Assistant City Manager Judy Lyle also noted that the city limits customers to three 35-gallon trash cans.

"If they have more, they pay a higher rate," Lyle said.

Bradley said trash collection rates are going up in any case because Corpus Christi, where the trash is dumped, has opened a new landfill that's 45 minutes farther away from Port Aransas.

"We're a service company, and we'll do whatever the city wants," Bradley said. "But we're looking at what we're doing now, going beyond the contract (in picking up larger cans) -- but if we leave things the way they are, we're going to have to add a truck and a driver.
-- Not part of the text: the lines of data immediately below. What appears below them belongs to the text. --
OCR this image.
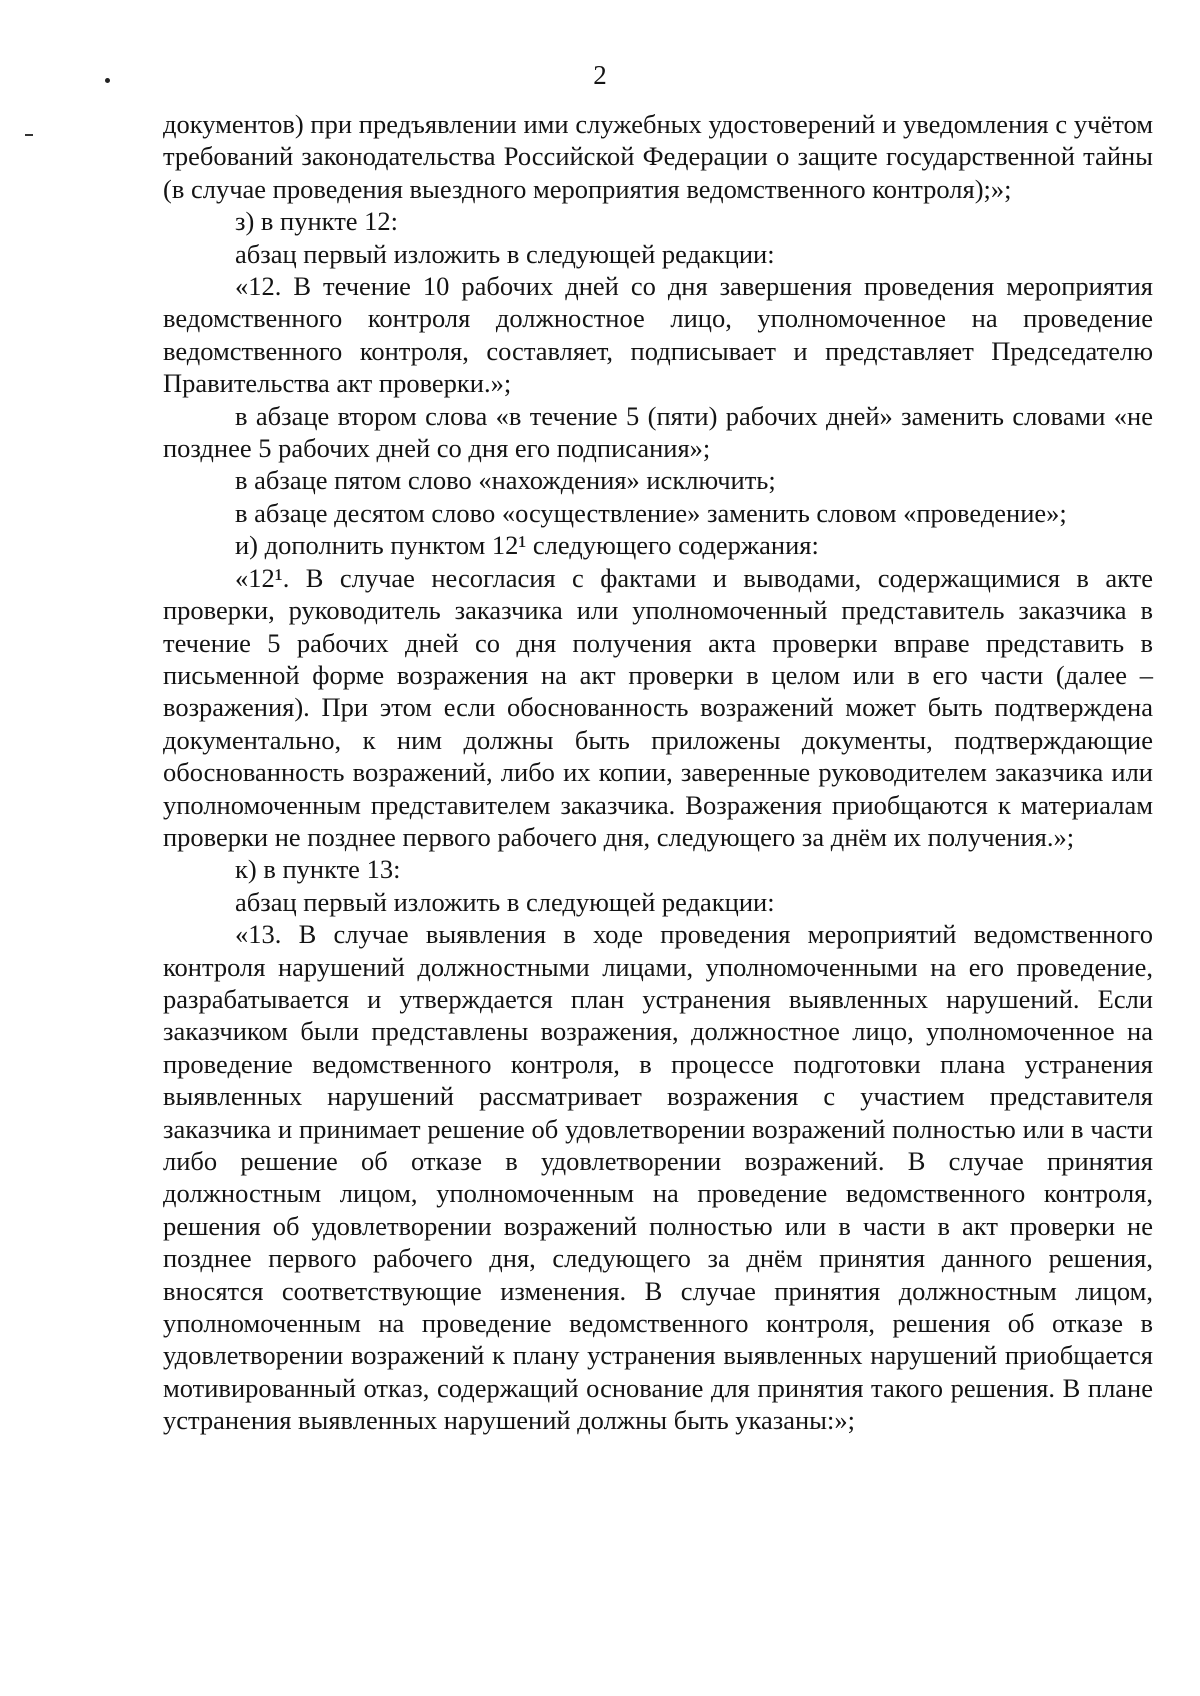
2

документов) при предъявлении ими служебных удостоверений и уведомления с учётом требований законодательства Российской Федерации о защите государственной тайны (в случае проведения выездного мероприятия ведомственного контроля);»;

з) в пункте 12:

абзац первый изложить в следующей редакции:

«12. В течение 10 рабочих дней со дня завершения проведения мероприятия ведомственного контроля должностное лицо, уполномоченное на проведение ведомственного контроля, составляет, подписывает и представляет Председателю Правительства акт проверки.»;

в абзаце втором слова «в течение 5 (пяти) рабочих дней» заменить словами «не позднее 5 рабочих дней со дня его подписания»;

в абзаце пятом слово «нахождения» исключить;

в абзаце десятом слово «осуществление» заменить словом «проведение»;

и) дополнить пунктом 12¹ следующего содержания:

«12¹. В случае несогласия с фактами и выводами, содержащимися в акте проверки, руководитель заказчика или уполномоченный представитель заказчика в течение 5 рабочих дней со дня получения акта проверки вправе представить в письменной форме возражения на акт проверки в целом или в его части (далее – возражения). При этом если обоснованность возражений может быть подтверждена документально, к ним должны быть приложены документы, подтверждающие обоснованность возражений, либо их копии, заверенные руководителем заказчика или уполномоченным представителем заказчика. Возражения приобщаются к материалам проверки не позднее первого рабочего дня, следующего за днём их получения.»;

к) в пункте 13:

абзац первый изложить в следующей редакции:

«13. В случае выявления в ходе проведения мероприятий ведомственного контроля нарушений должностными лицами, уполномоченными на его проведение, разрабатывается и утверждается план устранения выявленных нарушений. Если заказчиком были представлены возражения, должностное лицо, уполномоченное на проведение ведомственного контроля, в процессе подготовки плана устранения выявленных нарушений рассматривает возражения с участием представителя заказчика и принимает решение об удовлетворении возражений полностью или в части либо решение об отказе в удовлетворении возражений. В случае принятия должностным лицом, уполномоченным на проведение ведомственного контроля, решения об удовлетворении возражений полностью или в части в акт проверки не позднее первого рабочего дня, следующего за днём принятия данного решения, вносятся соответствующие изменения. В случае принятия должностным лицом, уполномоченным на проведение ведомственного контроля, решения об отказе в удовлетворении возражений к плану устранения выявленных нарушений приобщается мотивированный отказ, содержащий основание для принятия такого решения. В плане устранения выявленных нарушений должны быть указаны:»;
Things are going up just by virtue of (a greater distance) to the landfill."

"If you only pick my garbage up once a week, I'd be hotter than a firecracker," commented Mayor Claude Brown. - "That won't work."

"I think the mechanized system is the way to go," Councilman Keith Donley agreed, "but from public comments and my personal experience I agree with the mayor and think it has to be twice a week. So if we used the 95-gallon container it'd cost us another $5 a month? That's a no-brainer."

"We'll also have to go from two to three pickup zones," Kovacs said. "We propose that heavy tourist areas be picked up first thing after the weekends."

"I need to go back and figure out schedules, how we're going to do twice weekly pickups," Bradley told the council. "It's going to mean Saturday pickups. I'd really like you to table this until next month and let me figure that out."

They did - as well as the following item that called for the increase in sanitation pickup fees. The council expects to take the matter up again at its October meeting, scheduled for Thursday, Oct. 18 at 5 p.m.